Exercise 19.8: Chronoamperometry with a reducing potential was conducted with a 3.05 × 10^‑3 M solution of a new Rh(phen)L₄²⁺ complex using a 1.0 mm diameter plat­inum disk electrode. The slope of the i_cat versus t^-½ was 3.66 × 10^-6 A·s^½. A literature search reveals that the diffusion coefficient of Ru(phen)L₄²⁺ is known to be 1.1 × 10^-5 cm²/s and the diffusion coefficient of Pd(phen)L₄²⁺ is 7.2 × 10^-6 cm²/s. (Hint: Look at a periodic table.) Give a reasonable estimate of the number of electrons transferred (n) in the chronoamperometric reduction of Rh(phen)L₄²⁺. (The term phen refers to the neutral phenanthroline ligand.)

Exercise 19.9: For a given electrochemical system, you measured a ΔE_P of 0.203 V. What logical explanation(s) can you give for this result? Hint: Consider Figure 19.12 and the accompanying text.
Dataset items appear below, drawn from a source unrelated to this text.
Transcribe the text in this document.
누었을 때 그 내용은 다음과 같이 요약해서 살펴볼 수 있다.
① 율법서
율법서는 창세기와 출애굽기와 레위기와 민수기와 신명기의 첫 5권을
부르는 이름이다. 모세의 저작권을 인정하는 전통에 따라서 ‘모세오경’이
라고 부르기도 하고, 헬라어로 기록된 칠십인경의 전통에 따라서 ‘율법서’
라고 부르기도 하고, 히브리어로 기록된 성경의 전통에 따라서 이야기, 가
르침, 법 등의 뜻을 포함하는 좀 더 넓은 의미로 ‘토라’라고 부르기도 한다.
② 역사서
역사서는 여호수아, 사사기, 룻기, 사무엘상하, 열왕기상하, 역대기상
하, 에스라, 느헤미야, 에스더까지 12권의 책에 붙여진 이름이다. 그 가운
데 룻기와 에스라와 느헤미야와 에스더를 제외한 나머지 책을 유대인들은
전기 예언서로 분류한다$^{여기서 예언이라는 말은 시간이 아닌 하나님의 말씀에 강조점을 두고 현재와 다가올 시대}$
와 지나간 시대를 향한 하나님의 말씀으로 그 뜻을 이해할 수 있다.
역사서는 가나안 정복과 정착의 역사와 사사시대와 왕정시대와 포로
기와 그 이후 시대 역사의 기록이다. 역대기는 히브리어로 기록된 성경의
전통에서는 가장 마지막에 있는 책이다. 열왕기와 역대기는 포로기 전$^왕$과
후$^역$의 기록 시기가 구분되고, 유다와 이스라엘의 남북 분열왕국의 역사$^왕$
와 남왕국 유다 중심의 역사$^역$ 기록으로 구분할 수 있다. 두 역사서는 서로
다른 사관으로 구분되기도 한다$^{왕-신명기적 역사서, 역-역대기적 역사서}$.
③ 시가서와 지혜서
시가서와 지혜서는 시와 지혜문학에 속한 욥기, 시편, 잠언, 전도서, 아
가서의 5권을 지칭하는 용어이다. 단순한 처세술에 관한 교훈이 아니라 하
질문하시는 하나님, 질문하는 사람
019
Exercise 19.10: If you conducted a CV of a species in vivo (in the body) at 37°C, what ΔE_P would you expect to measure, assuming that it is a two-electron process?

Exercise 19.11: Estimate the ΔE_P for each of the CVs shown in Figure 19.12. In each case, would you consider that CV to represent a reversible system? Explain.

Exercise 19.12: Estimate E⁰ from each CV depicted in Figure 19.12. What do your results tell you about the re­liability of using Equation 19.16 for systems that are not reversible?